8.《ネタバレ》 “愚の骨頂”あらゆる意味でこの映画にこの言葉はふさわしい。
はっきり言って「くだらない」と一蹴してしまうことを戸惑う作品ではない。間違いなく「くだらない」。
でもこれほどまでに、東宝特撮映画が自らに対する記念碑的映画としてふさわしい出来栄えもないかもしれない。
“とにかく、あらゆる東宝ネタを詰め込もう!!”という根本のコンセプトは間違っていないと思う。

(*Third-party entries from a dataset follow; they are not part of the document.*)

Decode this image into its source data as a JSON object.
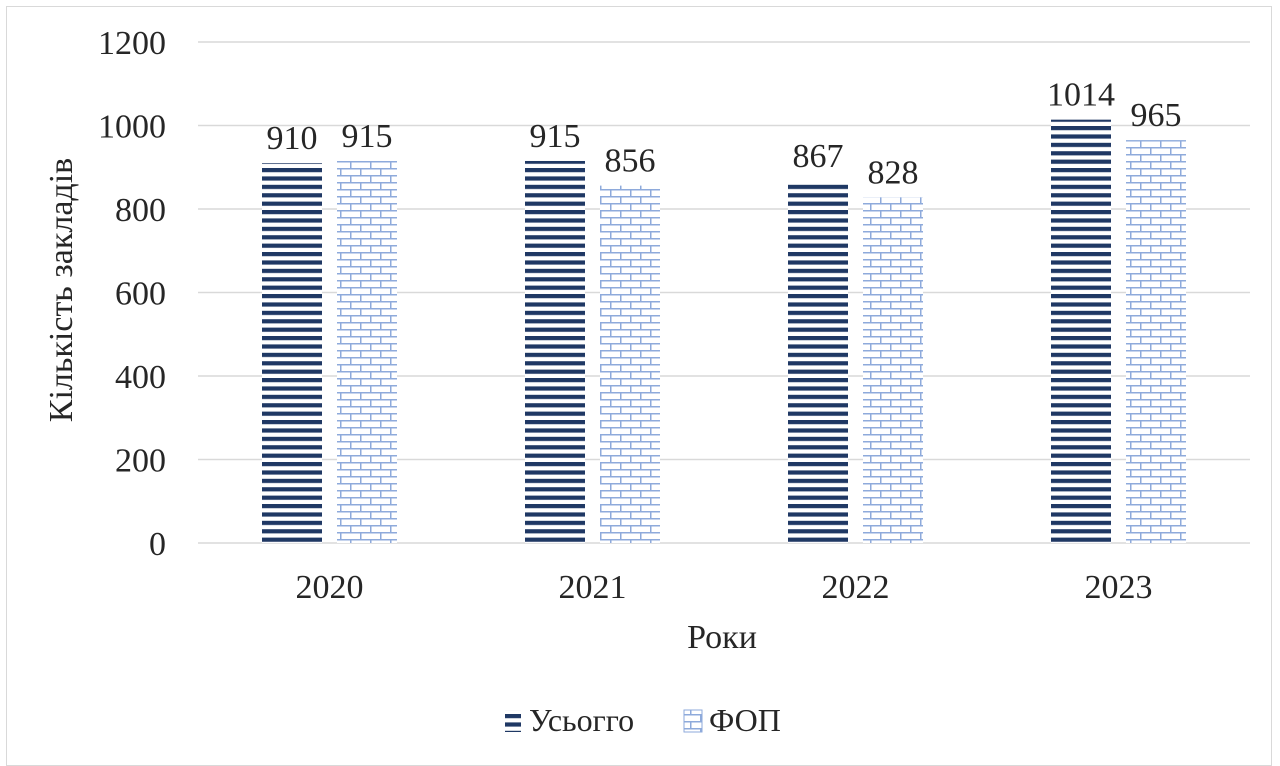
{
  "chart_data": {
    "type": "bar",
    "title": "",
    "xlabel": "Роки",
    "ylabel": "Кількість закладів",
    "categories": [
      "2020",
      "2021",
      "2022",
      "2023"
    ],
    "series": [
      {
        "name": "Усьогго",
        "values": [
          910,
          915,
          867,
          1014
        ],
        "color": "#1f3864",
        "pattern": "horizontal-stripes"
      },
      {
        "name": "ФОП",
        "values": [
          915,
          856,
          828,
          965
        ],
        "color": "#8eaadb",
        "pattern": "brick"
      }
    ],
    "ylim": [
      0,
      1200
    ],
    "yticks": [
      0,
      200,
      400,
      600,
      800,
      1000,
      1200
    ],
    "grid": true,
    "legend": "bottom",
    "data_labels": true
  }
}
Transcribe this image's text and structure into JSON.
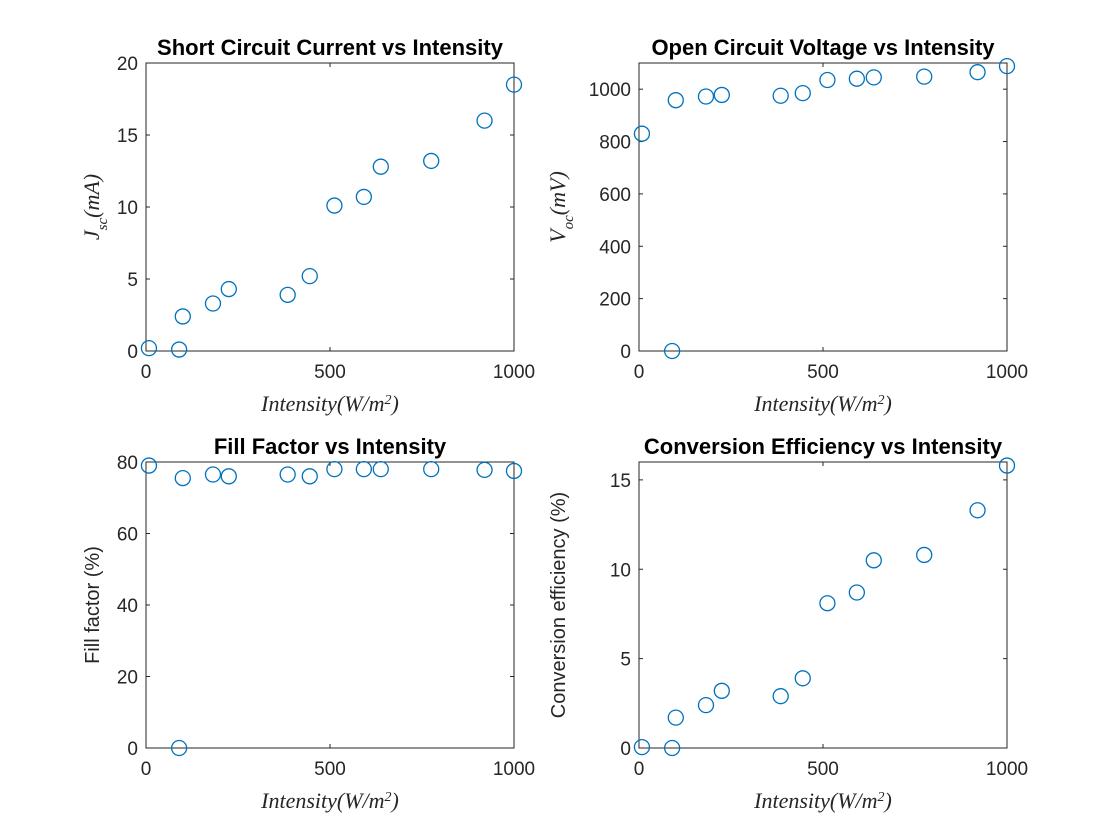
{
  "chart_data": [
    {
      "type": "scatter",
      "title": "Short Circuit Current vs Intensity",
      "xlabel": "Intensity(W/m^2)",
      "ylabel": "J_sc(mA)",
      "xlim": [
        0,
        1000
      ],
      "ylim": [
        0,
        20
      ],
      "xticks": [
        0,
        500,
        1000
      ],
      "yticks": [
        0,
        5,
        10,
        15,
        20
      ],
      "marker": "circle-open",
      "color": "#0072BD",
      "grid": false,
      "series": [
        {
          "x": [
            8,
            90,
            100,
            182,
            225,
            385,
            445,
            512,
            592,
            638,
            775,
            920,
            1000
          ],
          "y": [
            0.2,
            0.1,
            2.4,
            3.3,
            4.3,
            3.9,
            5.2,
            10.1,
            10.7,
            12.8,
            13.2,
            16.0,
            18.5
          ]
        }
      ]
    },
    {
      "type": "scatter",
      "title": "Open Circuit Voltage vs Intensity",
      "xlabel": "Intensity(W/m^2)",
      "ylabel": "V_oc(mV)",
      "xlim": [
        0,
        1000
      ],
      "ylim": [
        0,
        1100
      ],
      "xticks": [
        0,
        500,
        1000
      ],
      "yticks": [
        0,
        200,
        400,
        600,
        800,
        1000
      ],
      "marker": "circle-open",
      "color": "#0072BD",
      "grid": false,
      "series": [
        {
          "x": [
            8,
            90,
            100,
            182,
            225,
            385,
            445,
            512,
            592,
            638,
            775,
            920,
            1000
          ],
          "y": [
            830,
            0,
            958,
            972,
            978,
            975,
            985,
            1035,
            1040,
            1045,
            1048,
            1065,
            1088
          ]
        }
      ]
    },
    {
      "type": "scatter",
      "title": "Fill Factor vs Intensity",
      "xlabel": "Intensity(W/m^2)",
      "ylabel": "Fill factor (%)",
      "xlim": [
        0,
        1000
      ],
      "ylim": [
        0,
        80
      ],
      "xticks": [
        0,
        500,
        1000
      ],
      "yticks": [
        0,
        20,
        40,
        60,
        80
      ],
      "marker": "circle-open",
      "color": "#0072BD",
      "grid": false,
      "series": [
        {
          "x": [
            8,
            90,
            100,
            182,
            225,
            385,
            445,
            512,
            592,
            638,
            775,
            920,
            1000
          ],
          "y": [
            79,
            0,
            75.5,
            76.5,
            76,
            76.5,
            76,
            78,
            78,
            78,
            78,
            77.8,
            77.5
          ]
        }
      ]
    },
    {
      "type": "scatter",
      "title": "Conversion Efficiency vs Intensity",
      "xlabel": "Intensity(W/m^2)",
      "ylabel": "Conversion efficiency (%)",
      "xlim": [
        0,
        1000
      ],
      "ylim": [
        0,
        16
      ],
      "xticks": [
        0,
        500,
        1000
      ],
      "yticks": [
        0,
        5,
        10,
        15
      ],
      "marker": "circle-open",
      "color": "#0072BD",
      "grid": false,
      "series": [
        {
          "x": [
            8,
            90,
            100,
            182,
            225,
            385,
            445,
            512,
            592,
            638,
            775,
            920,
            1000
          ],
          "y": [
            0.05,
            0,
            1.7,
            2.4,
            3.2,
            2.9,
            3.9,
            8.1,
            8.7,
            10.5,
            10.8,
            13.3,
            15.8
          ]
        }
      ]
    }
  ]
}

海底軍艦の出撃に、妖星ゴラスの襲来、謎のX星人……ある種のオールスター的要素を心から喜ぶ人達はとても多いだろう。
ほとんど支離滅裂に登場する怪獣たちの存在も充分に楽しめる要素である。
ある種のチープさは、東宝特撮映画の良い意味での伝統であり、それこそ黄金時代を象徴する娯楽性だったと思う。
しかし、それでも、やはりこの映画は冒頭の言葉に終始する。
その原因はただ一つだ。
そう、このゴジラ最終作の監督に北村龍平という人間を起用したことに尽きる。
一辺倒の格闘シーンしか紡ぐことの出来ないこの監督は、自分に与えられた仕事の意味と責任を何も分かっていなかった。

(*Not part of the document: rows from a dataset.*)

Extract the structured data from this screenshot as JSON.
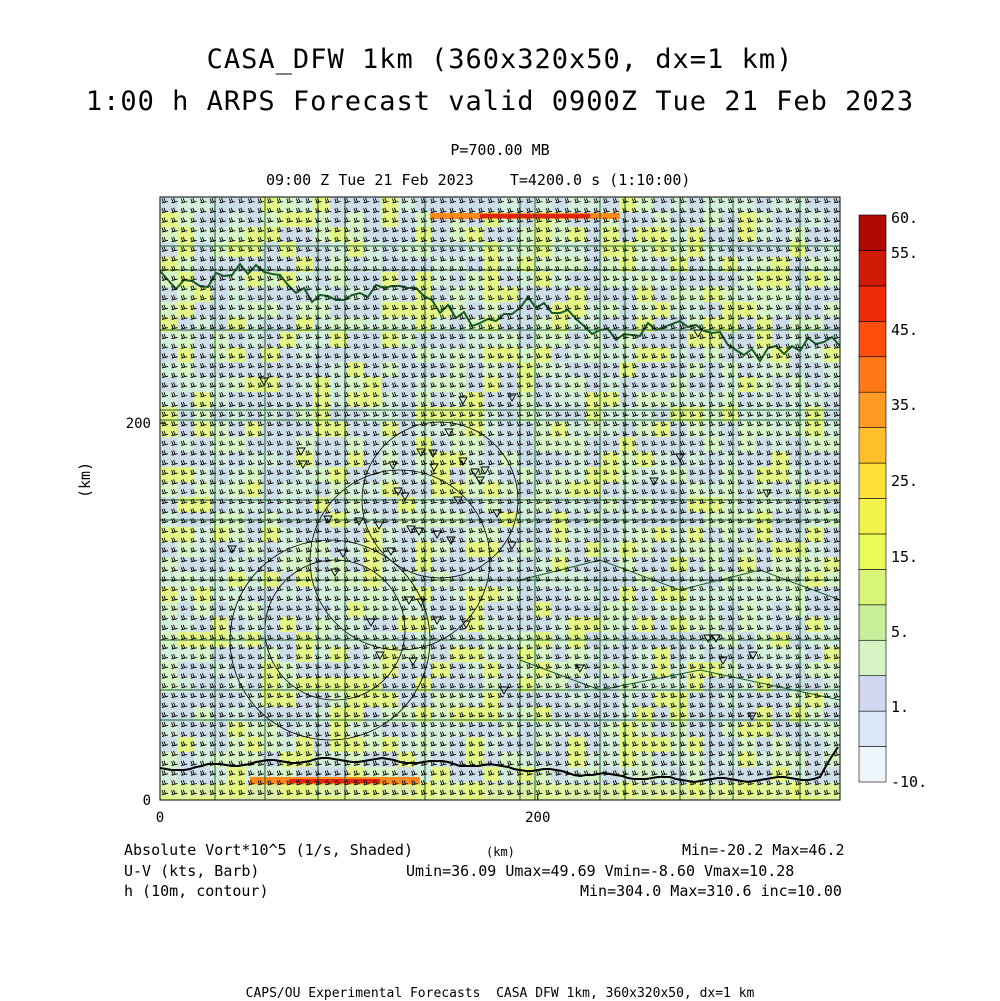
{
  "header": {
    "title_line1": "CASA_DFW 1km (360x320x50, dx=1 km)",
    "title_line2": "1:00 h ARPS Forecast valid 0900Z Tue 21 Feb 2023",
    "level": "P=700.00 MB",
    "time_line": "09:00 Z Tue 21 Feb 2023    T=4200.0 s (1:10:00)"
  },
  "footer": {
    "var1": "Absolute Vort*10^5 (1/s, Shaded)",
    "km_label": "(km)",
    "minmax1": "Min=-20.2 Max=46.2",
    "var2": "U-V (kts, Barb)",
    "uv_stats": "Umin=36.09 Umax=49.69 Vmin=-8.60 Vmax=10.28",
    "var3": "h (10m, contour)",
    "h_stats": "Min=304.0 Max=310.6 inc=10.00",
    "credit": "CAPS/OU Experimental Forecasts  CASA DFW 1km, 360x320x50, dx=1 km"
  },
  "colors": {
    "map_lines": "#1a5c2a",
    "barb": "#000000",
    "shade_light_blue": "#cdd9ee",
    "shade_light_green": "#d8f5c6",
    "shade_yellow_green": "#e6f77a",
    "shade_orange": "#ff8a1c",
    "shade_red": "#e0240e"
  },
  "chart_data": {
    "type": "heatmap",
    "title": "CASA_DFW 1km (360x320x50, dx=1 km)",
    "subtitle": "1:00 h ARPS Forecast valid 0900Z Tue 21 Feb 2023",
    "ylabel": "(km)",
    "xlabel": "(km)",
    "xlim": [
      0,
      360
    ],
    "ylim": [
      0,
      320
    ],
    "x_ticks": [
      "0",
      "200"
    ],
    "y_ticks": [
      "0",
      "200"
    ],
    "colorbar": {
      "labels": [
        "-10.",
        "1.",
        "5.",
        "15.",
        "25.",
        "35.",
        "45.",
        "55.",
        "60."
      ],
      "colors": [
        "#eef6fb",
        "#dbe8f7",
        "#cfd8f0",
        "#d6f3c4",
        "#c8ee9a",
        "#d8f578",
        "#e8fb56",
        "#f3f24a",
        "#ffe03a",
        "#ffc02a",
        "#ff9a22",
        "#ff7a16",
        "#ff4e0c",
        "#ee2a08",
        "#d01a06",
        "#b00802"
      ],
      "value_range": [
        -10,
        60
      ]
    },
    "field_min": -20.2,
    "field_max": 46.2,
    "wind_barb_u_range": [
      36.09,
      49.69
    ],
    "wind_barb_v_range": [
      -8.6,
      10.28
    ],
    "height_range": [
      304.0,
      310.6
    ],
    "height_contour_interval": 10.0
  }
}
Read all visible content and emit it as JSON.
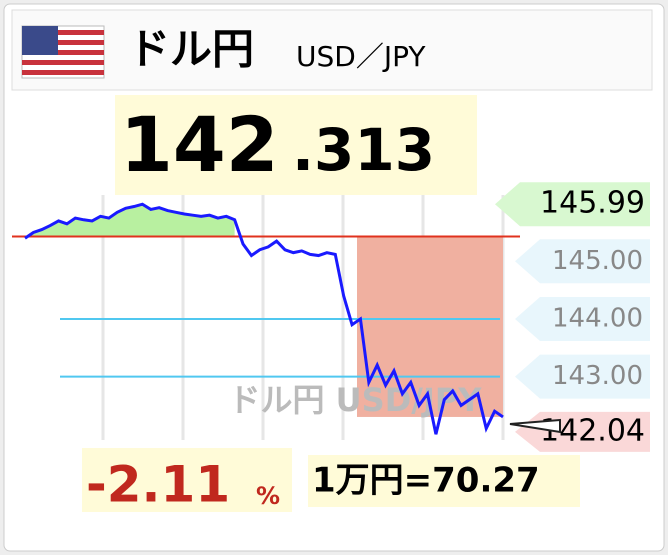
{
  "header": {
    "title": "ドル円",
    "pair": "USD／JPY"
  },
  "price": {
    "integer": "142",
    "decimal": ".313"
  },
  "chart_data": {
    "type": "line",
    "watermark": "ドル円 USD/JPY",
    "series": [
      {
        "color": "#1a1aff",
        "values": [
          145.4,
          145.5,
          145.55,
          145.62,
          145.7,
          145.65,
          145.75,
          145.72,
          145.7,
          145.78,
          145.75,
          145.85,
          145.92,
          145.95,
          145.99,
          145.9,
          145.93,
          145.88,
          145.85,
          145.82,
          145.8,
          145.78,
          145.8,
          145.75,
          145.78,
          145.72,
          145.3,
          145.1,
          145.2,
          145.25,
          145.35,
          145.2,
          145.15,
          145.18,
          145.12,
          145.1,
          145.15,
          145.12,
          144.4,
          143.9,
          144.0,
          142.9,
          143.2,
          142.85,
          143.1,
          142.7,
          142.9,
          142.5,
          142.7,
          142.0,
          142.6,
          142.75,
          142.5,
          142.6,
          142.7,
          142.1,
          142.4,
          142.3
        ]
      }
    ],
    "reference": 145.43,
    "reference_color": "#e0321e",
    "ylim": [
      141.9,
      146.15
    ],
    "yticks": [
      {
        "value": 145,
        "label": "145.00"
      },
      {
        "value": 144,
        "label": "144.00"
      },
      {
        "value": 143,
        "label": "143.00"
      }
    ],
    "high": 145.99,
    "low": 142.04
  },
  "footer": {
    "change": "-2.11",
    "change_unit": "%",
    "conversion": "1万円=70.27"
  }
}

製作発表の段階で、誰もが抱いた最大の不安は、見事に的中した。
近年のゴジラ映画には希望の光が見えていただけに、製作会社のこの“大見誤り”は「残念」では済まされない。
長いゴジラ映画の歴史の中で、ひとつの区切りとしてこういう映画があるのはべつに良いと思う。
しかし、これで“終わり”では、日本映画最大のヒーローがあまりに可哀想だ。
この映画にハリウッド版「GODZILLA」を愚弄する資格などどこにもない。